59. The tail of a comet appears when it gets close enough to Sun and starts to melt. It is caused by the radiation pressure from the Sun which “blows” away some of the matter from the evaporating comet nucleus, which is why the tail always faces away from the Sun. These tails can be even millions of kilometers long.
60. The earliest recorded comet is the Halley comet, which was first observed in ancient china in 240 B. C. It makes one orbit around the Sun every 75 years.
Famous writer, Mark Twain, was born on the year when the Halley comet passed, and died on the year when it went by again. Both times he had missed it.
61. Exoplanets are the planets we found that are outside our solar system. These extrasolar planets are very hard to detect, and only in the past 10 years or so have we been able to regularly find new ones. We have so far discovered over 2000 exoplanets.

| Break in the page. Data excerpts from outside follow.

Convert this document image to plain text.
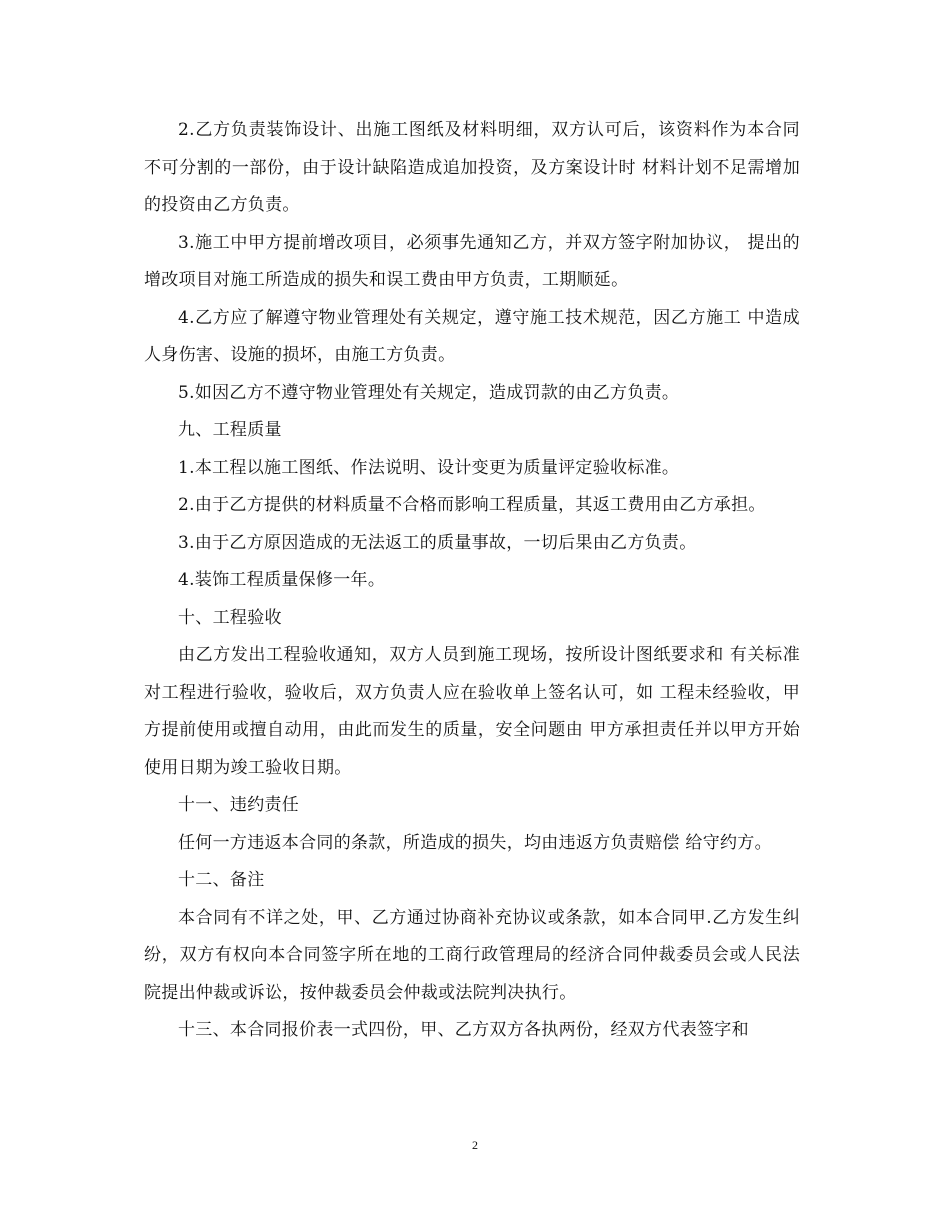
2.乙方负责装饰设计、出施工图纸及材料明细，双方认可后，该资料作为本合同不可分割的一部份，由于设计缺陷造成追加投资，及方案设计时 材料计划不足需增加的投资由乙方负责。

3.施工中甲方提前增改项目，必须事先通知乙方，并双方签字附加协议， 提出的增改项目对施工所造成的损失和误工费由甲方负责，工期顺延。

4.乙方应了解遵守物业管理处有关规定，遵守施工技术规范，因乙方施工 中造成人身伤害、设施的损坏，由施工方负责。

5.如因乙方不遵守物业管理处有关规定，造成罚款的由乙方负责。

九、工程质量

1.本工程以施工图纸、作法说明、设计变更为质量评定验收标准。

2.由于乙方提供的材料质量不合格而影响工程质量，其返工费用由乙方承担。

3.由于乙方原因造成的无法返工的质量事故，一切后果由乙方负责。

4.装饰工程质量保修一年。

十、工程验收

由乙方发出工程验收通知，双方人员到施工现场，按所设计图纸要求和 有关标准对工程进行验收，验收后，双方负责人应在验收单上签名认可，如 工程未经验收，甲方提前使用或擅自动用，由此而发生的质量，安全问题由 甲方承担责任并以甲方开始使用日期为竣工验收日期。

十一、违约责任

任何一方违返本合同的条款，所造成的损失，均由违返方负责赔偿 给守约方。

十二、备注

本合同有不详之处，甲、乙方通过协商补充协议或条款，如本合同甲.乙方发生纠纷，双方有权向本合同签字所在地的工商行政管理局的经济合同仲裁委员会或人民法院提出仲裁或诉讼，按仲裁委员会仲裁或法院判决执行。

十三、本合同报价表一式四份，甲、乙方双方各执两份，经双方代表签字和

2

62. The smallest recorded exoplanet is twice the size of the Moon, while the most massive has almost 30 times the mass of Jupiter. This gas giant is so big that is uncertain whether it’s a planet, or a brown dwarf (the smallest type of a star).
The never-ending curiosity of the human race made as achieve an amazing feat:
We have been to space!
In fact, as you read this, there are several people that are floating up there, and a whole bunch of our rockets and satellites.
But our road to the stars is still a long and thorny one, and it’s going to take quite some time before we can visit other systems.